Member of the Mississippi House of Representatives from the Copiah County district
- In office January 1916 – January 1920 Serving with George Washington Russell John A. Smylie

Personal details
- Born: December 30, 1890 Beauregard, Mississippi
- Died: April 1956 (aged 65) Jackson, Mississippi
- Party: Democrat

= Benjamin King Jr. =

American politician

Benjamin King Jr. (December 30, 1890 - April 1956) was a Democratic member of the Mississippi House of Representatives, representing Copiah County, from 1916 to 1920.

== Biography ==
Benjamin King, Jr. was born on December 30, 1890, in Beauregard, Copiah County, Mississippi.
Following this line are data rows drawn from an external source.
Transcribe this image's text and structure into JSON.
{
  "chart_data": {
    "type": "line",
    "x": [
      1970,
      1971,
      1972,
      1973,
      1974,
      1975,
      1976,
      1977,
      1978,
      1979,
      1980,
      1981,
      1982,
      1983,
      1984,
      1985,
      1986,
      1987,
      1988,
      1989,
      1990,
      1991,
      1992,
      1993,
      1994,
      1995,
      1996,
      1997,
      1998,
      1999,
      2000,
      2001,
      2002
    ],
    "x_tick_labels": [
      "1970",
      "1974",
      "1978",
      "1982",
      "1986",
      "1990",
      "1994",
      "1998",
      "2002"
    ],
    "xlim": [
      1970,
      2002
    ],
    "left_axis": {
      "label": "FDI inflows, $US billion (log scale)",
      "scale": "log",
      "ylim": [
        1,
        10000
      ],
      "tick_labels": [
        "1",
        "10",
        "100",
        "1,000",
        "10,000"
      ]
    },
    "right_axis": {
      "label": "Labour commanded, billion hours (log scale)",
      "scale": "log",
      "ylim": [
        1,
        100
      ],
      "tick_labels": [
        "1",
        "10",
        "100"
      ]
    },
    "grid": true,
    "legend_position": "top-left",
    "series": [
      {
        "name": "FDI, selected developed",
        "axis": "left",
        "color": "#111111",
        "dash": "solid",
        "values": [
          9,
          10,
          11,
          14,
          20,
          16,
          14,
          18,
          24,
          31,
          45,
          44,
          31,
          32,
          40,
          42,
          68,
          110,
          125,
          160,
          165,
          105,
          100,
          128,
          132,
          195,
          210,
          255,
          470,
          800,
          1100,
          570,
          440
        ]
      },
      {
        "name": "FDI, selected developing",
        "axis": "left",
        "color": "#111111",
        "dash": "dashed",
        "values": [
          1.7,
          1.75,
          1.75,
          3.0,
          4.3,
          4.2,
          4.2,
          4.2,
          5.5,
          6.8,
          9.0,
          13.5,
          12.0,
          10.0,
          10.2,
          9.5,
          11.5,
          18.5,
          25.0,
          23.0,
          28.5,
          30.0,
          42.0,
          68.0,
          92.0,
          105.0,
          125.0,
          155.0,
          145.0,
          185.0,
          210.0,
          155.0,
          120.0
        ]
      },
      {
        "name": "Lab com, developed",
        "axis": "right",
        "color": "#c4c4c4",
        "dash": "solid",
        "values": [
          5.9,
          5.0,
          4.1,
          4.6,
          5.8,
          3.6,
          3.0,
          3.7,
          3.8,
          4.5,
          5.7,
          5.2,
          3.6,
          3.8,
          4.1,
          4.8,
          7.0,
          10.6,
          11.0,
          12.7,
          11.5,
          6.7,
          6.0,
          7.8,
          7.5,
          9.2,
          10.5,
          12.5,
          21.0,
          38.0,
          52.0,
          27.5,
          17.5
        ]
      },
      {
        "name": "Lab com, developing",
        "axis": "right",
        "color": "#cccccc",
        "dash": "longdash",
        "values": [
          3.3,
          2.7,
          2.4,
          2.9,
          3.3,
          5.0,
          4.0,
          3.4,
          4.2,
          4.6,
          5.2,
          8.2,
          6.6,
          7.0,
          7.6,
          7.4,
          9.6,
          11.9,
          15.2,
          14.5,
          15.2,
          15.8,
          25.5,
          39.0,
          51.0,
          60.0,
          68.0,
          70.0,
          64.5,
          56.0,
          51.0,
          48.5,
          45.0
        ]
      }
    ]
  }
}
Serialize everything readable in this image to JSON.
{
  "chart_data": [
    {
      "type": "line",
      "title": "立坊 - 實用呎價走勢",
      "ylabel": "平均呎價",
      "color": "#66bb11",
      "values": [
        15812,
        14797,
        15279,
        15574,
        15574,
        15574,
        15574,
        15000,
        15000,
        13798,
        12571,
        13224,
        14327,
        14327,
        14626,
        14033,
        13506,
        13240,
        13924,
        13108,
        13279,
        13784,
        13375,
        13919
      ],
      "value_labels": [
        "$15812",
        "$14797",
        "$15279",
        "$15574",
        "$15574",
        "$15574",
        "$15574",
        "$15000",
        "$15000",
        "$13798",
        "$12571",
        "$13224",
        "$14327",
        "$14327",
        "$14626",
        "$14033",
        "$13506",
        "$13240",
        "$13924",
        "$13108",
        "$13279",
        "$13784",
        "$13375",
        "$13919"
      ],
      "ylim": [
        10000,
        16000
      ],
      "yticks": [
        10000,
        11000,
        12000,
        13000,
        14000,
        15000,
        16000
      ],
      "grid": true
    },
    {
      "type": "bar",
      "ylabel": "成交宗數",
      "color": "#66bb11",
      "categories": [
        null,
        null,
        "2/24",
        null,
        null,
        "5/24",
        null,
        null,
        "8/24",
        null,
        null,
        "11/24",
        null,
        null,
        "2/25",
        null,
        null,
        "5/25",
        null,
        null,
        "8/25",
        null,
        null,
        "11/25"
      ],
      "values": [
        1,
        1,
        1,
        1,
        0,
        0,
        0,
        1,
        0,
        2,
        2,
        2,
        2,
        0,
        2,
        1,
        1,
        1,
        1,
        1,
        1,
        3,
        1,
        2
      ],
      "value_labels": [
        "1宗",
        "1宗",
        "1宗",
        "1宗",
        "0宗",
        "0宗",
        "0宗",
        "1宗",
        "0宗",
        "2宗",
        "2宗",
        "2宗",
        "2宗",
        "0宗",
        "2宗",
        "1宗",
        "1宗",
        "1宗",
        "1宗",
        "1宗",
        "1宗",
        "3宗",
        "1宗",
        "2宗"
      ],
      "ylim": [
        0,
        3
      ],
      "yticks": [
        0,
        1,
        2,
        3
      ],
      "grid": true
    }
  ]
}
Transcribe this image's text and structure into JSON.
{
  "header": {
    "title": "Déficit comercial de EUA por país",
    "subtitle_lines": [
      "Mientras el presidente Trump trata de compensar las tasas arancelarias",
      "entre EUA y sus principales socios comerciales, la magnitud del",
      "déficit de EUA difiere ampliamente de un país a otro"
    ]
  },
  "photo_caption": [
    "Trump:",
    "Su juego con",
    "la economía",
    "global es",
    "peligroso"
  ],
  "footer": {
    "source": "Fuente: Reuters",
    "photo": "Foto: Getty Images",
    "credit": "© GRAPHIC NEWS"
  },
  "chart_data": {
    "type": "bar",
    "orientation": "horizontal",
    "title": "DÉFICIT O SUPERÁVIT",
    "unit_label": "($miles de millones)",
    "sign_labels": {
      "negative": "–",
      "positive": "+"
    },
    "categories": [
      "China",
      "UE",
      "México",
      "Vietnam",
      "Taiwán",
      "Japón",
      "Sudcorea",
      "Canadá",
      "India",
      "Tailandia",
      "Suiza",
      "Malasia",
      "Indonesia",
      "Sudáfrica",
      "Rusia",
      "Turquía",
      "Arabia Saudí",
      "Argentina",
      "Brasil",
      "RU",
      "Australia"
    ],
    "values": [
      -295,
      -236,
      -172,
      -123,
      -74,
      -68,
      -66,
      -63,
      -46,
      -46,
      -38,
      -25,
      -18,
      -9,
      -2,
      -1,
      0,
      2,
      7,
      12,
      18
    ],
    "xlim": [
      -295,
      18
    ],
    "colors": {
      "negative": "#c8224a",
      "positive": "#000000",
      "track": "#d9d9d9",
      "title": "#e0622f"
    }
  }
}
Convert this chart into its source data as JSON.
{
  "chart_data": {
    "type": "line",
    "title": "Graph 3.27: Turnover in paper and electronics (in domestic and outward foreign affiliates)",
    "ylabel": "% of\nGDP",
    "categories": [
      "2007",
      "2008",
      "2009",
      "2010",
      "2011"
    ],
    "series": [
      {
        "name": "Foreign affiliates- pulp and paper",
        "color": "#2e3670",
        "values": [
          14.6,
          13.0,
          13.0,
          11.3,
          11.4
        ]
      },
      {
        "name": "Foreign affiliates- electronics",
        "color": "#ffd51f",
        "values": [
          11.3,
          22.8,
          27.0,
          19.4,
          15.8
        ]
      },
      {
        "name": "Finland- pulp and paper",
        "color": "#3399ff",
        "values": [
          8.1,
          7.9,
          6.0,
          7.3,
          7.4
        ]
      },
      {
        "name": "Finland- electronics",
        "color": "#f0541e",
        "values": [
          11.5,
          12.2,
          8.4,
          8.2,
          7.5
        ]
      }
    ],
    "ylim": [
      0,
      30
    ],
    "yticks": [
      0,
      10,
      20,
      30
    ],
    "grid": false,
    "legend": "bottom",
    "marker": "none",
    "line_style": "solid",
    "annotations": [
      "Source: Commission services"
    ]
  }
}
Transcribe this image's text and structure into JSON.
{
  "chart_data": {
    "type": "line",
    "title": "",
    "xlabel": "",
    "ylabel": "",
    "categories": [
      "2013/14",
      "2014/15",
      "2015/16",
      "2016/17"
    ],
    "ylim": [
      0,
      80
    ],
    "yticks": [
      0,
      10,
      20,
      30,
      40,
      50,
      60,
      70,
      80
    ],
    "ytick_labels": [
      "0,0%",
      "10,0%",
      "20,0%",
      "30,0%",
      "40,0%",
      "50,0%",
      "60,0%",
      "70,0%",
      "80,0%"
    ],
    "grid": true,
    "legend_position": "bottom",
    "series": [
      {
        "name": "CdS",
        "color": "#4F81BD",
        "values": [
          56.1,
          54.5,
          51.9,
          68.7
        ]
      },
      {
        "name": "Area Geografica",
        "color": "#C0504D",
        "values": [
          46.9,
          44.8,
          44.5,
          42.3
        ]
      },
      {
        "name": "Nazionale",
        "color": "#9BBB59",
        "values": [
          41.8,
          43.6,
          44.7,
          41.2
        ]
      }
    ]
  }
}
He was the son of Mississippi state senator Benjamin King Sr. and Evaline (Harris) King. Benjamin Junior graduated from Wesson High School in 1909. He then attended Ruskin Cave College in Tennessee for two years. He then was a teacher in Copiah County schools for three years. After studying law privately, he passed the bar examination in 1912 and began practicing law in Hazlehurst. He was elected to represent Copiah County as a Democrat in the Mississippi House of Representatives in 1915 for the 1916–1920 term. He died after a brief illness in April 1956 in Jackson, Mississippi.